SATS are national tests that children currently sit twice during their time at primary school. Once at the end of KS1 (Year 2) and again at the end of KS2 (Year 6).
In the summer term of 2017 your child will sit tests in:
These tests are both set and marked externally, and the results are used to measure the progress that your child has made in Year 6 and throughout their primary school years.
What you can do to help
As a parent there are some things that you can do to help prepare, to reduce the worry, and add some fun to home learning and revision! Here are Mrs Ashworth's top tips:
Tip 1: Read, read, read!
Ensure that your child reads at least 3 times a week. If possible, also encourage your child to 'read outside the book' by encouraging your child to read texts associated with events or interests that are meaningful to them. For example, if your child likes football you could read the match programme or a newspaper report. Taking turns to read out loud with your child has also proven to improve reading and listening skills, why not bring back the 'bedtime story'? Children are never too old to read before bedtime and love to spend some quality time with their parents/guardians.

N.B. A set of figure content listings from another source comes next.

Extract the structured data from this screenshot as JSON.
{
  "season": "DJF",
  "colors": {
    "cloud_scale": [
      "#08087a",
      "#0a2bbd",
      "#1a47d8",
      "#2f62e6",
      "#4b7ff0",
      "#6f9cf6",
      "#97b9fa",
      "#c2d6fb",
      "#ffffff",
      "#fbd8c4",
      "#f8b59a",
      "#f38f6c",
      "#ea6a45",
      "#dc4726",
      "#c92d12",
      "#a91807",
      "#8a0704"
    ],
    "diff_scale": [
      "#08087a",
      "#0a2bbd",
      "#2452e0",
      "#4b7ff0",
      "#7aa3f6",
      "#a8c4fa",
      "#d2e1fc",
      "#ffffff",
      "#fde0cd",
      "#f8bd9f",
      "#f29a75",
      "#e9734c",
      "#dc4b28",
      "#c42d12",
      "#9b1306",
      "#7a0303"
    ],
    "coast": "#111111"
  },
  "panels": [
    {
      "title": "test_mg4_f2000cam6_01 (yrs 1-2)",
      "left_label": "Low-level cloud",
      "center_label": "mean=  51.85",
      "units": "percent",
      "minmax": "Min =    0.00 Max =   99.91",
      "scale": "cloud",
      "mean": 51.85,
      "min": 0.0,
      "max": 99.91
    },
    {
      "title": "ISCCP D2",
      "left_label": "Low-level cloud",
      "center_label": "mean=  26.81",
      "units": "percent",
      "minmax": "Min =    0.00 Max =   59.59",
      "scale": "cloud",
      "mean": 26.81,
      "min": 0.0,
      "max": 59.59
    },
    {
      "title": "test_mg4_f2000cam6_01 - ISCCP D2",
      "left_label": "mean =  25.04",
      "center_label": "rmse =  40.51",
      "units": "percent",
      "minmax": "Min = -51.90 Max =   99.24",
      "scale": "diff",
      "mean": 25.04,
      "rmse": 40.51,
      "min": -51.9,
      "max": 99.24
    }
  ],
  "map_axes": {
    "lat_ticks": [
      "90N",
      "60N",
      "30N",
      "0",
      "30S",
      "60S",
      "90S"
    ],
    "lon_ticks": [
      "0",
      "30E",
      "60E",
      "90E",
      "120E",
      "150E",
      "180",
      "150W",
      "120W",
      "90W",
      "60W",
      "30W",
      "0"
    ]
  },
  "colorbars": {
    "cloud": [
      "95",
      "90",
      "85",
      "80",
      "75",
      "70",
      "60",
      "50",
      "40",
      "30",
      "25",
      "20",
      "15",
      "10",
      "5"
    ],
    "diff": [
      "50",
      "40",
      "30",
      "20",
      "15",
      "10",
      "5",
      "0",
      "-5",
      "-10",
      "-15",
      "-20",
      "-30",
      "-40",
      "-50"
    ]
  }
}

Tip 2: Question everything
Questioning children about what they have read is extremely important. It allows children to gain a better understanding of what they have read and develop their understanding of authorial intent. There are three types of questions that you can ask your child: literal, inference, and deduction. For examples and more information on these questions, click on the reading link in the space above.
Tip 3: Practise your multiplication tables!
If you think about it, we use our multiplication skills daily. This is why it absolutely vital that children know and can recall their times tables. Times tables should be practised daily and should also be made extremely fun! There are lots of online games and activities in the maths section which your child will enjoy or alternatively you could ask Miss Kay for some other games and ideas. I bet your child will be able to tell you some fun games that we use in class, the 'maths choir' is one of my personal favourites! It is also important that children see the purpose in learning their multiplication facts so why not take a note pad shopping and allow your child to compare costs or calculate the cost of multiple items and discounts?
Tip 4: Communication is key
It is really important that you commmunicate regularly with me regarding any questions or concerns that you may have about your child's learning or wellbeing. If you would like any ideas on games, activities or how to support your child through SATS then please just ask. I am available every day, before and after school, or alternatively if you would like to book a meeting then please contact me via the school's contact number to arrange an appointment. Nobody knows your child better than you do; you know what stimulates them, bores and interests them, what they are struggling with, their preferred learning style, and if there are any other issues going on that might affect their learning at school. I value any information, big or small, that your can share with me to make sure that I can tailor my approach whilst you child is in my class.
Tip 5: Make it fun!
In Nightingales we try to make learning as fun and as memorable as possible. There is no reason why home learning should be any different. Whether it be practising their spellings in a silly voice or getting arty and creating maths mind maps, the more your child enjoys the learning, the more likely they are to remember it! I have given your child lots of tips on their SATS page on how to make revision more fun, why not join in with them?
Tip 6: Stay positive
This final tip is definitely the most important piece of preparation advice that I can share with you. It is important that your child remains calm and positive on the journey to their SATS. While SATS are often a good reflection on how much your child has learned throughout their time at Propps Hall, it is more important to us that your child remains positive and proud of their achievements and progress, no matter how big or small. Albert Einstein once said that 'Education is not the learning of facts, but the training of the mind to think', I believe that instilling skills such as determination, perseverance, and resilience is what will have the largest impact on your child's progress this year. Encourage your child to stay calm, positive and remember that their best is always good enough! I am proud of each and every one of my Nightingales and I am looking forward to celebrating their successes with them throughout this year!